崇雅さんが嫌じゃなければ……い、一緒に……」

言いながら、自分でもどこまで言ってるのか分からなくなってきて、
澪は慌てて手で顔を覆った。

「っ……やっぱり、今の忘れてください……!
す、すみません、なんかもう、ほんとに……!」

視界の隅に立つ崇雅は、なぜか無言のまま動かない。

(やっぱり変なこと言っちゃった……!?)

頭が真っ白になりそうなそのとき、
崇雅は何も言わずに、近づき、澪を手を握る。

「……俺も、そうしたいと思ってた」

「……えっ?」

「無理させたくなかったから、言わなかった。だが、澪がそう言うなら、遠慮しない」

「……っ」

顔がどんどん熱くなる。
けれどそれと同時に、どこか心の奥にあった引っかかりがすっと溶けていく。

(……一緒に眠れる)

それだけで、体温が上がったみたいに、胸がぽかぽかしてきた。


寝室に移動し、照明が落とされる。

ベッドの両側からそれぞれ入り、崇雅が静かに息をついた。

「今日は……何もしない」

ぽつりと落とされた言葉に、澪は一瞬びくりと肩を揺らす。

「……っ、な、なに言ってるんですか……!?」

「そのままの意味だ。体調は完全じゃない。
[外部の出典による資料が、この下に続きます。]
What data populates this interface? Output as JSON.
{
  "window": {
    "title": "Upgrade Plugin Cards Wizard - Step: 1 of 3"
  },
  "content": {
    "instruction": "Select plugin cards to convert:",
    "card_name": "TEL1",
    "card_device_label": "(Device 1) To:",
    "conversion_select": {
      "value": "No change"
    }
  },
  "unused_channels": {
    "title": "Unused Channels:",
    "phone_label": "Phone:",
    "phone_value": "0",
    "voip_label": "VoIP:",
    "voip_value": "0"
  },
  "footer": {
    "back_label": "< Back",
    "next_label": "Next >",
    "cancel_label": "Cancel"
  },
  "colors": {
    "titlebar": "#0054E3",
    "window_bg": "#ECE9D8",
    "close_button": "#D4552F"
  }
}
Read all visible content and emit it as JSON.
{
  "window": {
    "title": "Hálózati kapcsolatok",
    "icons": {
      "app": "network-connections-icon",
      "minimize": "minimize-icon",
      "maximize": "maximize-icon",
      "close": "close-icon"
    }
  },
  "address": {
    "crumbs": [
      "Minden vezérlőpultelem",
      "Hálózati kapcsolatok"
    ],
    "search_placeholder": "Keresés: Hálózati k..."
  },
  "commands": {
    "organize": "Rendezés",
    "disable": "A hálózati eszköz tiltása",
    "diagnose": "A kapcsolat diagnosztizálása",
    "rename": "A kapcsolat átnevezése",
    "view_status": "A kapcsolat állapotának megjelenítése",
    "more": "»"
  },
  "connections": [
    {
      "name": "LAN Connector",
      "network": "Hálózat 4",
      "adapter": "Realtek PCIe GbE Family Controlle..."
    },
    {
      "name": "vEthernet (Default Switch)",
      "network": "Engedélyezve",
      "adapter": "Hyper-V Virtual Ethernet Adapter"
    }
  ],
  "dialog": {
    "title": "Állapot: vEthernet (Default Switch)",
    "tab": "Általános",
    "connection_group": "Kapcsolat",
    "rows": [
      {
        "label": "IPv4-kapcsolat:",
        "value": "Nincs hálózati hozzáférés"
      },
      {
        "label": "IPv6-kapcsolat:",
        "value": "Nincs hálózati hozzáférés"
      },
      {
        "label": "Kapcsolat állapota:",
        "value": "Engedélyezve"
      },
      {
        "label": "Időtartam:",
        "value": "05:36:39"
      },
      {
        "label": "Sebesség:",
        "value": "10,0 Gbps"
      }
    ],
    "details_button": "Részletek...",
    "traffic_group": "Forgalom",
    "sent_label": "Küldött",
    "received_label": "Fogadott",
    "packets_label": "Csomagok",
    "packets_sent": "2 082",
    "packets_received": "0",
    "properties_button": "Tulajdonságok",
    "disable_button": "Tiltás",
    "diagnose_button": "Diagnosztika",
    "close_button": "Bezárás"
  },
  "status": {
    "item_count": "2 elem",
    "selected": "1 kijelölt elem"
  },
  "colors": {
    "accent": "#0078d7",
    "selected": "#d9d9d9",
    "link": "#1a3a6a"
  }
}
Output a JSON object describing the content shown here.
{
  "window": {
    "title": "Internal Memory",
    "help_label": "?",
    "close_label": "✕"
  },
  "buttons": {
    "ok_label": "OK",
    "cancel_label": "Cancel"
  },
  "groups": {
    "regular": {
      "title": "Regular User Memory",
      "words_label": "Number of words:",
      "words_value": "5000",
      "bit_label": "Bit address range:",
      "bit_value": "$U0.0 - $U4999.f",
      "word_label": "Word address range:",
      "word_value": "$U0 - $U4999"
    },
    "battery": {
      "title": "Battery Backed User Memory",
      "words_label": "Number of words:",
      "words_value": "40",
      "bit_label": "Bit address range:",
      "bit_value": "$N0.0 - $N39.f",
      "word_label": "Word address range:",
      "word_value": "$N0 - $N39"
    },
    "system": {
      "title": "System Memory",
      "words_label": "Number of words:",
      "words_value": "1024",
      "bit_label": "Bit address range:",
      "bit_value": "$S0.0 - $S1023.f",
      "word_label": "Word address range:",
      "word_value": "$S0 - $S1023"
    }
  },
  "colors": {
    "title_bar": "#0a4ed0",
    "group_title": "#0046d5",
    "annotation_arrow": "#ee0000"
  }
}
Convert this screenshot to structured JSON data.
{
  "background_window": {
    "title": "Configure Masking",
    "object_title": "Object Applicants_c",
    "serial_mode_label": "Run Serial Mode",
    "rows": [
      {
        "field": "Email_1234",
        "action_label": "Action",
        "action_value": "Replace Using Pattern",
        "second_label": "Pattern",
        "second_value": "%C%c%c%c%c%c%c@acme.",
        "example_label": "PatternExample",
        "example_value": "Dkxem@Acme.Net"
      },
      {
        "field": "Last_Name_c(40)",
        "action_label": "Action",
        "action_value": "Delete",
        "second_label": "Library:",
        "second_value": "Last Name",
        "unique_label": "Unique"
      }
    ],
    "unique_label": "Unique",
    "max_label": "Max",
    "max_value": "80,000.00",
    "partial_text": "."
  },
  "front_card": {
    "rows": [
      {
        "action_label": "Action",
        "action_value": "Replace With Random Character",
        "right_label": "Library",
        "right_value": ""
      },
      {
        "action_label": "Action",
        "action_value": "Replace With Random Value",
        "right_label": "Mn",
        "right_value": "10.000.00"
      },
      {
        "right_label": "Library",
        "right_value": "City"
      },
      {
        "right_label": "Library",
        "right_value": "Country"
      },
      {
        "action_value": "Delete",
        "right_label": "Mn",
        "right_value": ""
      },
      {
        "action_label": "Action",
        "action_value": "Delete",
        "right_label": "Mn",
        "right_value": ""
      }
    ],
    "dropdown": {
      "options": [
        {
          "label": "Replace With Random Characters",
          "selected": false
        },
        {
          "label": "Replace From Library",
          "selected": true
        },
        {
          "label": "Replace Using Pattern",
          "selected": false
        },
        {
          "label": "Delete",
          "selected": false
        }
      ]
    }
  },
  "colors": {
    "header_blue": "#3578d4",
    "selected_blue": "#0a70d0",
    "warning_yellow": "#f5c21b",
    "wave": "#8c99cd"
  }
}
今は、ちゃんと休め」

「わ、わかってますけど……そんな、言い方……」

恥ずかしさが一気に顔にのぼっていくのがわかって、
澪は思わず布団をぎゅっと握りしめる。

(……変な意味じゃないってわかってるのに……)

でも、何も起こらないと宣言されて、少しホッとしたのも本音で。
その“安心感”と“恥ずかしさ”が混ざったまま、
目を閉じようとしたそのとき——

額に、ふわりと何かが触れた。

「……っ」

びっくりして目を開けると、崇雅がごく近くにいた。

「な、なにを……!? “今日は何もしない”って……!」

「キスは別だ」

「えっ、えぇ……!」

「嫌か?」

その問いに、澪はぎゅっと唇を結んでから、小さく首を振った。

「……嫌じゃ、ないです」

「なら、よかった」

再び、そっと。
今度は少しだけ長く、崇雅の唇が額に触れた。

そして、彼は少し距離を取って、隣に横たわる。

「もう寝ろ」

「……は、はい……」

(ほんとにもう……ずるい人……)

恥ずかしくて顔は枕にうずめたまま。
でもその奥で、心臓は静かに跳ね続けていた。

あたたかく、静かな夜の空気の中。
ふたりは同じ布団の中で、それぞれの眠りへとゆっくり落ちていった。